Washington’s attempts to incorporate Ukraine into NATO after the collapse of the Soviet Union were not prudent, former US Secretary of State Henry Kissinger said on Friday.
Speaking to the Council on Foreign Relations, a non-partisan US think tank, the 99-year-old veteran diplomat argued that Washington tried to indiscriminately include all former members of the Soviet bloc under its umbrella after the Berlin wall fell, and that the “whole region between the center of Europe and Russian border became open to restructure.”
“From the Russian point of view, the United States then attempted to integrate this whole region, without exception, into an American-led strategic system,” he said, adding that this development basically removed Russia’s historic “safety belt.”
Kissinger thus stressed that “it was not a wise American policy to attempt to include Ukraine into NATO.”
He does not believe, however, that this justifies attempts by Russian President Vladimir Putin to re-incorporate Ukraine into Moscow’s sphere of influence by a “surprise attack.”
Kissinger said he does not know if it is possible to make peace with the Russian leader, but stressed that the West “must seek an opportunity for an arrangement that guarantees Ukrainian freedom” and keeps the country part of the European system.
Moreover, Kissinger opined that in a way, Russia has “already lost the war” because its capacity to threaten Europe with conventional attacks, which it had enjoyed for decades or even centuries, “has now been demonstrably overcome.”

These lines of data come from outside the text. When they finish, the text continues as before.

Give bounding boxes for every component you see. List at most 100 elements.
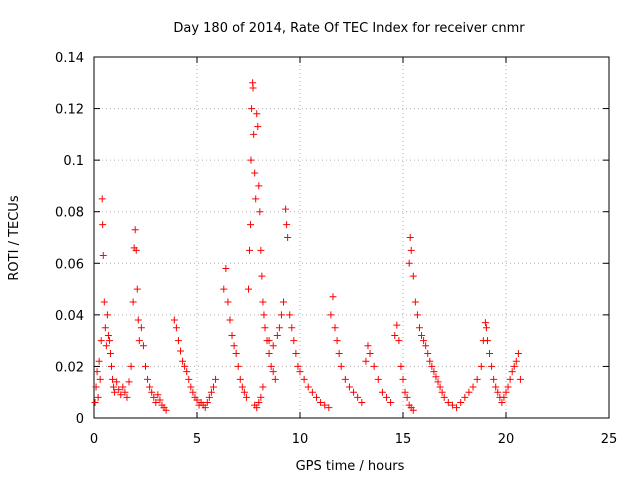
data-point (259, 383, 267, 391)
data-point (111, 388, 119, 396)
y-axis-ticks: 0 0.02 0.04 0.06 0.08 0.1 0.12 0.14 (55, 51, 609, 427)
data-point (254, 123, 262, 131)
data-point (453, 404, 461, 412)
data-point (492, 383, 500, 391)
data-point (170, 316, 178, 324)
data-point (135, 337, 143, 345)
data-point (296, 368, 304, 376)
data-point (137, 324, 145, 332)
data-point (177, 347, 185, 355)
data-point (457, 399, 465, 407)
data-point (438, 388, 446, 396)
data-point (277, 311, 285, 319)
data-point (432, 373, 440, 381)
data-point (255, 399, 263, 407)
data-point (205, 393, 213, 401)
data-point (280, 298, 288, 306)
data-point (362, 357, 370, 365)
data-point (482, 324, 490, 332)
data-point (212, 375, 220, 383)
y-tick-label: 0 (76, 412, 84, 427)
data-point (407, 246, 415, 254)
data-point (350, 388, 358, 396)
data-point (99, 252, 107, 260)
data-point (257, 393, 265, 401)
data-point (189, 388, 197, 396)
data-point (181, 362, 189, 370)
data-point (134, 316, 142, 324)
x-axis-ticks: 0 5 10 15 20 25 (90, 57, 617, 447)
data-point (242, 393, 250, 401)
x-tick-label: 15 (395, 432, 412, 447)
y-axis-label: ROTI / TECUs (7, 195, 22, 280)
data-point (494, 388, 502, 396)
data-point (395, 337, 403, 345)
data-point (156, 396, 164, 404)
data-point (422, 342, 430, 350)
data-point (286, 311, 294, 319)
y-tick-label: 0.02 (55, 360, 84, 375)
data-point (434, 378, 442, 386)
plot-frame (93, 56, 610, 419)
data-point (234, 362, 242, 370)
data-point (201, 404, 209, 412)
data-point (257, 246, 265, 254)
data-point (354, 393, 362, 401)
y-tick-label: 0.14 (55, 51, 84, 66)
data-point (269, 342, 277, 350)
data-point (97, 337, 105, 345)
data-point (271, 375, 279, 383)
data-point (260, 311, 268, 319)
data-point (209, 383, 217, 391)
data-point (259, 298, 267, 306)
data-point (284, 234, 292, 241)
data-point (420, 337, 428, 345)
data-point (127, 362, 135, 370)
data-point (290, 337, 298, 345)
data-point (411, 298, 419, 306)
data-point (110, 383, 118, 391)
data-point (490, 375, 498, 383)
data-point (172, 324, 180, 332)
data-point (185, 375, 193, 383)
data-point (108, 362, 116, 370)
y-tick-label: 0.12 (55, 103, 84, 118)
data-point (100, 298, 108, 306)
data-point (96, 375, 104, 383)
data-point (436, 383, 444, 391)
data-point (207, 388, 215, 396)
data-point (409, 272, 417, 280)
data-point (333, 337, 341, 345)
data-point (101, 324, 109, 332)
data-point (387, 399, 395, 407)
data-point (255, 182, 263, 190)
data-point (265, 337, 273, 345)
data-point (364, 342, 372, 350)
data-point (502, 388, 510, 396)
data-point (473, 375, 481, 383)
data-point (403, 393, 411, 401)
data-point (409, 406, 417, 414)
data-point (261, 324, 269, 332)
data-points (91, 79, 524, 414)
data-point (258, 272, 266, 280)
data-point (125, 378, 133, 386)
data-point (253, 404, 261, 412)
data-point (154, 391, 162, 399)
data-point (401, 388, 409, 396)
data-point (117, 391, 125, 399)
data-point (269, 368, 277, 376)
data-point (105, 337, 113, 345)
data-point (508, 368, 516, 376)
data-point (228, 331, 236, 339)
data-point (486, 350, 494, 358)
data-point (327, 311, 335, 319)
data-point (109, 375, 117, 383)
data-point (418, 331, 426, 339)
data-point (152, 399, 160, 407)
data-point (179, 357, 187, 365)
data-point (430, 368, 438, 376)
data-point (424, 350, 432, 358)
data-point (498, 399, 506, 407)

Despite that, the former secretary of state signaled that sooner or later, the West and Russia must engage in dialogue. “Some dialogue, maybe on an unofficial level, maybe in an exploratory way is very important,” he reiterated, adding that “in the nuclear environment” such an outcome is preferable to a “battlefield decision.”
In early August, Kissinger warned that the US had found itself “at the edge of war with Russia and China on issues which we partly created,” arguing that Washington has rejected traditional diplomacy, as it has been “seeking to convert or condemn their interlocutors rather than to penetrate their thinking.”